The potential should not be underestimated. The SRSP is part of a larger Pakistani civil society network - the Rural Support Programme Network (RSPN) - which has operated across Pakistan for the last 30 odd years. The RSPN has had a staggering success rate - mobilising 4 million Pakistani households through local community organisations, providing skills training to nearly 3 million, and bringing approximately 30 million people out of poverty. Across the rural areas where the programme operates, the fundamental model is the same - empowering locals to become the vehicles of their own emancipation; scoping local energy, economic, health and education needs; and providing the training and learning to allow them to source, design and deliver projects accordingly. 


So successful is this model, it has been widely replicated in developing countries.
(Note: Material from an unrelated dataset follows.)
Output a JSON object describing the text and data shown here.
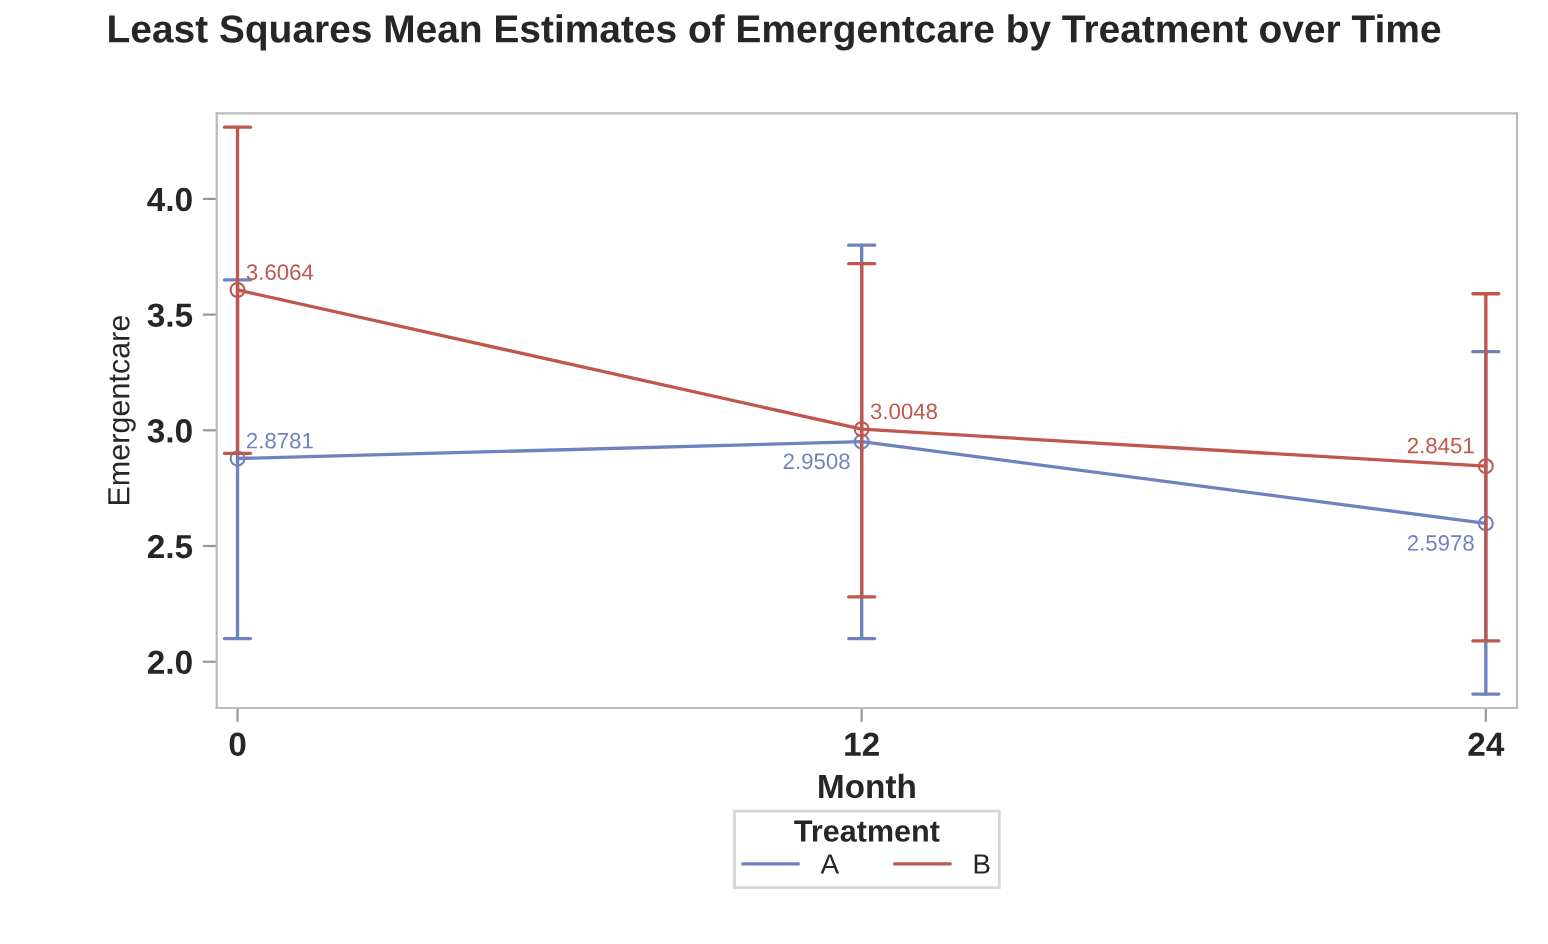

In 1994, the UN Development Programme asked RSPN's founding chairman - Nobel Peace Prize nominee Shoaib Sultan Khan - to set-up pilot projects in Bangladesh, India, the Maldives, Nepal and Sri Lanka. The success of those pilots led India to begin scaling-up a countrywide programme inspired by Khan's model that will reach out to 300 million rural poor.

The only caveat is that the RSP model does not bring quick wins for conventional development targets. Time-scales for success are long-term - as long as 15 years in some cases. The upshot, though, is that they bring a form of real grassroots sustainability that lasts. As energy and food prices rise alongside unemployment rates and inequality, this is a model that even more privileged communities in the North could learn from.

While governments dither at lofty international negotiating tables, it is not too late for communities and philanthropists across North and South to work together, pool collective resources, and begin mobilising grassroots projects such as these. Doing so will not only spur us further along the rocky road of civilisational transition, it will increasingly force our political leaders to realise that if they want to remain relevant in the emerging post-carbon era, they need to keep their ears to the ground.